Esiste un’affinità fra «fare il male» e «non opporsi al male» e consiste, secondo Zygmunt Bauman, nella «disperata negazione della colpa». La domanda che accomuna le due situazioni è questa: «Che cosa ne facciamo della nostra conoscenza del dolore degli altri e che cosa opera in noi questa conoscenza?».
Il nostro mondo attuale ci espone in modo massiccio alle sofferenze altrui e al contempo ci espone ad esse. L’informazione su male subìto nel mondo è subitaneo. Il dolore di tutti è disponibile a tutti dato che «l’accesso d’informazione ha smesso di avere bisogno persino della vicinanza a una presa telefonica». Non esistono più distanze. Per questo, secondo Bauman, siamo ormai tutti «spettatori». Il libretto Il secolo degli spettatori. Il dilemma globale della sofferenza umana edito dalle Edizioni Dehoniane di Bologna offre l’analisi di questo stato.
Lo stato di spettatori ci rende testimoni del dolore e della sofferenza, ma ci impone in un secondo luogo l’inevidente esigenza di «discolparci e di giustificarci». Si tratta, nel linguaggio di Karl Jaspers, non tanto di una colpa morale, ma di una «colpa metafisica». Quest’ultima esiste «ogni qual volta la solidarietà umana si arresta di colpo di fronte ai suoi limiti assoluti, di fatto infiniti». In modo simile, seppure utilizzando un linguaggio diverso, Emmanuel Lévinas afferma la solidarietà umana assoluta quale pietra angolare della moralità basata sul postulato della «incondizionalità della responsabilità umana per l’Altro».
Il dramma è che lo spettacolo della sofferenza mediatizzata è divenuto ormai, per utilizzare il lessico di Keith Tester, «una nuova tradizione» e, come tutte le cose tradizionali, perde il suo effetto di traumatizzarci, perché diventano «aproblematiche dalla routine quotidiana e dall’abitudine». A questo si aggiunge un altro effetto di tragica portata: i residenti della telecittà si stancano di queste novità e del loro ripetersi come se fossero una parte dello show surreale di reality.
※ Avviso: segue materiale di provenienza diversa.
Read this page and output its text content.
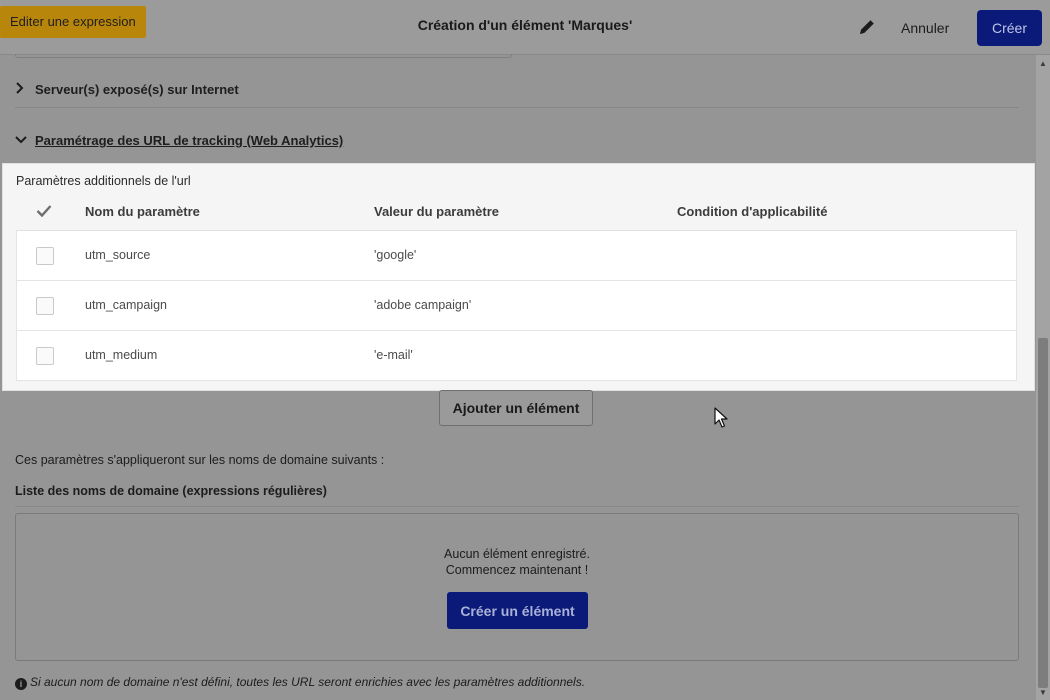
Editer une expression	Création d'un élément 'Marques'	Annuler	Créer
Serveur(s) exposé(s) sur Internet
Paramétrage des URL de tracking (Web Analytics)
Paramètres additionnels de l'url
Nom du paramètre	Valeur du paramètre	Condition d'applicabilité
utm_source	'google'
utm_campaign	'adobe campaign'
utm_medium	'e-mail'
Ajouter un élément
Ces paramètres s'appliqueront sur les noms de domaine suivants :
Liste des noms de domaine (expressions régulières)
Aucun élément enregistré.
Commencez maintenant !
Créer un élément
i Si aucun nom de domaine n'est défini, toutes les URL seront enrichies avec les paramètres additionnels.
▲
▼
Più che suscitare sensibilità, la mediatizzazione del dolore porta con il tempo a una sua anestetizzazione. Ma questa insensibilità dell’abitudine non nega la gravità di un fatto che Bauman dipinge eloquentemente: «Anche se comodamente seduti al sicuro nei nostri soggiorni, guardiamo da vicino persone morire a causa della carestia o della crudeltà degli altri. Il nostro sé morale viene quotidianamente avvicinato e molestato, spronato, sfidato e sollecitato a reagire. Il problema è che dal momento in cui la circolazione delle informazioni sulla nostra e altrui condizione diviene sempre più efficace, non si può dire altrettanto della nostra capacità di azioni eticamente ispirate».

A questa situazione Bauman propone delle soluzione biografiche e delle soluzioni sistemiche che consistono primariamente nel riconoscere il male incalcolabile di cui l’umanità è capace e combatterlo senza paura e senza compromessi. Nelle parole del filosofo polacco: «Tocca agli spettatori lottare per trasformarsi in attori e rispondere a questa domanda, essere essi stessi la risposta».